EADS in bid to restrict foreign ownership
By Gerrit Wiesmann in Frankfurt and Peggy Hollinger in Paris
Published: March 6 2008 22:02 | Last updated: March 6 2008 22:02
France and Germany are finalising changes to EADS’ corporate by-laws to prevent foreign investors building significant stakes in – or even taking over – Europe’s flagship aerospace and defence company.
The move comes at a sensitive time for the Franco-German group, which late last week secured a breathtaking entry into the US defence market with a $35bn contract for its Airbus tanker-aircraft.
Some US politicians have said giving the contract to a foreign company could have dire security implications – a frenzy that could mount if EADS’ Russian or Middle Eastern shareholders were to increase their holdings.
Dubai International Capital, a sovereign wealth fund, bought 3.1 per cent last summer and VEB, a state-controlled Russian bank, took a 5 per cent stake in December.
But the French government, French media group Lagardère, and German carmaker Daimler, which together control 45 per cent of EADS, are planning to restrict any investor deemed predatory from owning more than 15 per cent.
That level – a working number that might change – is integral to two models the Franco-German core shareholders are working on to see whether EADS can be given additional protection against a foreign takeover.

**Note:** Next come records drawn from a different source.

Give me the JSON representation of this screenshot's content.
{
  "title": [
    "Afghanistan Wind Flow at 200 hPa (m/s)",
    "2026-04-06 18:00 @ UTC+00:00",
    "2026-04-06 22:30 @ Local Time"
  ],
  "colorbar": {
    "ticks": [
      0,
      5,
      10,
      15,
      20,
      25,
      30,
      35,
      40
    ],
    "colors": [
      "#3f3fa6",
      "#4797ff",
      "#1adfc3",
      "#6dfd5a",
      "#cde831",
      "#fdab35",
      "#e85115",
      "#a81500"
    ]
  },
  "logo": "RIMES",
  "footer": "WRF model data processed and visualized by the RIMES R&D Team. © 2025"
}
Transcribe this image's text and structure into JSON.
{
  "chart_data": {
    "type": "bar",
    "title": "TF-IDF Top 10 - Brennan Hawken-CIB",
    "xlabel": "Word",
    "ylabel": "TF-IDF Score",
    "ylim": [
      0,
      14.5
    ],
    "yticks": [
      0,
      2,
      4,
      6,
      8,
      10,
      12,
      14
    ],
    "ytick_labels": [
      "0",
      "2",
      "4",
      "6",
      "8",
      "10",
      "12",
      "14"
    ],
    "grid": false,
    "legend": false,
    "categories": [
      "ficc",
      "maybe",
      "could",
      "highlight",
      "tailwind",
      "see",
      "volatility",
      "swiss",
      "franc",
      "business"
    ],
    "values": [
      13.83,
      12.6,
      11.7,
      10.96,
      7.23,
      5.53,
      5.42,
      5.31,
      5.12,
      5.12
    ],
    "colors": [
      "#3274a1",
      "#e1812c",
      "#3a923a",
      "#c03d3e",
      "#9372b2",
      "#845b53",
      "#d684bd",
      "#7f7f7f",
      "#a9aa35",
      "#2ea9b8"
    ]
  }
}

This follows last summer’s agreement between Nicolas Sarkozy, the French president, and Angela Merkel, the German chancellor, to consider issuing “golden shares” to Paris and Berlin to take pressure off the core trio to uphold their stakes.
New takeover defences could herald adjustments to the shareholders’ pact, which enshrines German and French stakes at 22.5 per cent a piece. Lagardère has been seen as a probable seller of its 7.5 per cent stake.
People close to the talks said the first option would see the May 26 shareholders’ meeting change EADS’ articles of association to give Paris and Berlin a golden share each, enabling them to block stakes above 15 per cent.
The golden shareholders would justify their privilege as vital to national security and thus hope to evade sanction from the European Union’s high court, which has forced numerous EU countries to repeal similar measures.
The second, and less controversial, option would give Netherlands-registered EADS a poison pill-style defence that has been adopted – if never used – by other Dutch companies, such as Philips, the electronics giant.
The annual meeting would empower EADS’ board to issue new stock to an allied special-purpose foundation to dilute the stake of any predatory shareholder.
People familiar with German thinking said Berlin and Daimler favoured option one and were waiting for Paris and Lagardère to formulate a joint position. People close to the talks in France said Paris largely agreed with Berlin.